Automatisierung und Digitalisierung verbinden

Vor rund fünf Jahren hat Weidmüller den Weg in Richtung Automatisierung und Digitalisierung eingeschlagen. Diesen späten Start sieht Michael Matthesius, Leiter der Division Automation Products & Solutions, als ­optimal, um zukunftsfähige Lösungen auf Basis neuester Technologien auf den Markt zu bringen. Mit diesen will er Kunden bei ihrem digitalen Transformationsprozess unterstützen.

Michael Matthesius ist seit 2013 bei Weidmüller und leitet seit Anfang 2017 die Division Automation Products & Solutions (Bild: Weidmüller)

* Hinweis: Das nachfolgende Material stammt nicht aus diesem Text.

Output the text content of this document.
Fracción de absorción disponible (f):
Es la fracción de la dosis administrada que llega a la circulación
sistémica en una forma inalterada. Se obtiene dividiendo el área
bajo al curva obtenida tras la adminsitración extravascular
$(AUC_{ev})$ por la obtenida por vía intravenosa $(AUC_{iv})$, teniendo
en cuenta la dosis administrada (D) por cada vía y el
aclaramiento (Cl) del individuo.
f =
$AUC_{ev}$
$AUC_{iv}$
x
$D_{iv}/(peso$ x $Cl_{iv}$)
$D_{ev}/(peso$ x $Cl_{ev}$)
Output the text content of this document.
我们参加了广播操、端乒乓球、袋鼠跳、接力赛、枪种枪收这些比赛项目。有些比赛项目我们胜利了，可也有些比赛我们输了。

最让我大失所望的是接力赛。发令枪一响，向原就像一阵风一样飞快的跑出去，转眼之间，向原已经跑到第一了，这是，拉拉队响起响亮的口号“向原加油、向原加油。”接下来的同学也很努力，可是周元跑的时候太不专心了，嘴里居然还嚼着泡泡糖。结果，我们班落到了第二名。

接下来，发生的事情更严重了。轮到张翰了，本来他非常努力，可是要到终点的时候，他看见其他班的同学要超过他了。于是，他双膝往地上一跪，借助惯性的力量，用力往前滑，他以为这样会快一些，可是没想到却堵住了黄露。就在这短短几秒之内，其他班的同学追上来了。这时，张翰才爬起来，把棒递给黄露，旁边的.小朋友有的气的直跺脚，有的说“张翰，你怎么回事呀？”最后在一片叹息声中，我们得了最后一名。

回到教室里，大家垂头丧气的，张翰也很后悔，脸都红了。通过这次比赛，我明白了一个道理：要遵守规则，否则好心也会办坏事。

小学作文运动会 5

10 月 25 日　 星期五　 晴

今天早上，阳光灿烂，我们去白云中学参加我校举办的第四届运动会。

Im letzten Jahr hat Weidmüller einen Rekordumsatz von mehr als 740 Mio. € erwirtschaftet. Dabei halten Produkte und Lösungen für die Automatisierung und Digitalisierung mittlerweile einen nicht unbedeutenden Anteil daran. „Der Umsatz der Division Automation Products & Solutions lag 2017 im unteren dreistelligen Millionenbereich“, sagt M. Matthesius. Parallel verweist er auf die hohen Wachstumszahlen seiner Division, die im letzten Jahr bei 25 % im Vergleich zum Vorjahr lagen. Für 2018 rechnet er mit einer ähnlichen Steigerung. 

Aus Erfolgen lernen

Die produktseitige Basis für diesen Erfolg legt der Automatisierungsbaukasten U-Mation. Gleichzeitig verbindet er das Automatisierungs- mit dem Digitalisierungsangebot von Weidmüller. „Es ist nicht unser Anspruch, sich als klassischer Automatisierungstechnikanbieter am Markt zu positionieren. Für uns liegt das Erfolgsrezept in der Zusammenführung von Automation und Digitalisierung. Dabei sehen wir uns gerade bei der Digitalisierung auf Maschinen- und Shop-Floor-Ebene in einer führenden Position“, so M. Matthesius. Was die Weidmüller-Positionierung im Automatisierungsumfeld anbelangt, gibt er hingegen zu: „Hier zählen wir aktuell sicherlich noch zu den Late Followern.“ In diesem Zusammenhang zeigt er die Parallele zu U-Remote auf: „Als wir 2013 mit unserem Remote-IO-System gestartet sind, galten wir ebenfalls als Late Follower. Und schon bei diesem System ist es uns gelungen, eines der besten IO-Systeme auf den Markt zu bringen, mit dem wir heute etabliert sind und jährlich hohe Wachstumszahlen verbuchen.“ Er weist ferner darauf hin, dass U-Remote mittlerweile voll ausgebaut ist und über weit mehr als 100 IO-Module sowie acht Feldbuskoppler verfügt.

Der Baukasten im Detail

Dem U-Remote-Gedanken hinsichtlich Charakter und Design folgt Weidmüller auch bei seinen Steuerungen U-Control. Diese sind quasi im gleichen Design wie die IO-Module als Kopfsteuerung ausgeführt. Dem modularen Charakter entsprechend sind auch hier verschiedene Varianten und Ausbaustufen angedacht.
Prinzipiell wird das Steuerungssortiment in drei Gruppen unterteilt: U-Control Studio, U-Control Web und U-Control IoT. Dabei bezieht sich der jeweilige Zusatz auf das Einsatzgebiet bzw. das Engineering – traditionell (Studio) oder webbasiert (Web). So wird mit U-Cre­ate Studio ein vollwertiges linuxbasiertes Engineering-Tool und mit U-Create Web eine webbasierte Lösung angeboten.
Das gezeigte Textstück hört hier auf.